The initiative follows the acceleration of talks between 140 countries after U.S. proposals to set a minimum rate for companies and make large businesses contribute more to governments in the countries where they actually operate.

The EU’s supplementary measure -- dubbed Business in Europe: Framework for Income Taxation, or BEFIT -- would create a single corporate tax rulebook and reallocate profits between member states.

The bloc’s proposal, which would cast aside a decade of inconclusive efforts on European corporate tax, arrives at a time of mounting pressure on governments to repair public finances after massive spending during the pandemic, and to tackle aggressive techniques big firms used to reduce their tax bills.

The situation is particularly problematic in the region, where the single market for goods and services is undermined by 27 different tax codes. That raises costs for business and reduces potential growth and investment, as well as creating loopholes and complexities, the EU Commission said.
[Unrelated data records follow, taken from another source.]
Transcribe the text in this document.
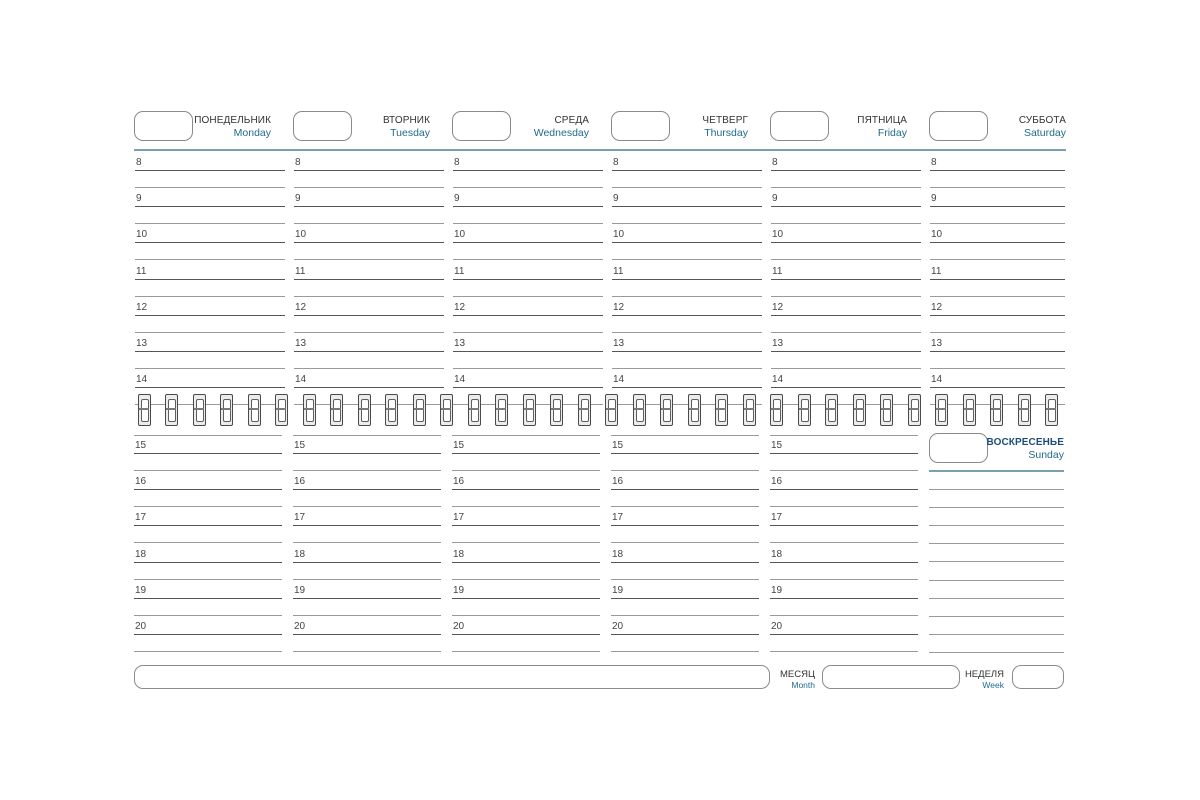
ПОНЕДЕЛЬНИК
Monday
ВТОРНИК
Tuesday
СРЕДА
Wednesday
ЧЕТВЕРГ
Thursday
ПЯТНИЦА
Friday
СУББОТА
Saturday
8	8	8	8	8	8
9	9	9	9	9	9
10	10	10	10	10	10
11	11	11	11	11	11
12	12	12	12	12	12
13	13	13	13	13	13
14	14	14	14	14	14
15	15	15	15	15
16	16	16	16	16
17	17	17	17	17
18	18	18	18	18
19	19	19	19	19
20	20	20	20	20
ВОСКРЕСЕНЬЕ
Sunday
МЕСЯЦ
Month
НЕДЕЛЯ
Week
“It’s time to rethink taxation in Europe,” said Commissioner for Economy Paolo Gentiloni. “BEFIT will cut red tape, reduce compliance costs, minimize tax avoidance opportunities and support EU jobs and investment.”

According to the proposals, a group or company would be able to determine its tax liability in each of the bloc’s member states according to a single set of rules, which could ultimately lead to the creation big firms filing a single EU tax return.

Within EU borders, the plans would go beyond the deal negotiated at the Organization for Economic Cooperation and Development, which is focusing on a U.S.-devised mechanism for redistributing taxing rights for only the 100 biggest global firms.

Existing rules for other firms would continue to exist alongside the new rules, while the EU’s new formula would replace allocation rules.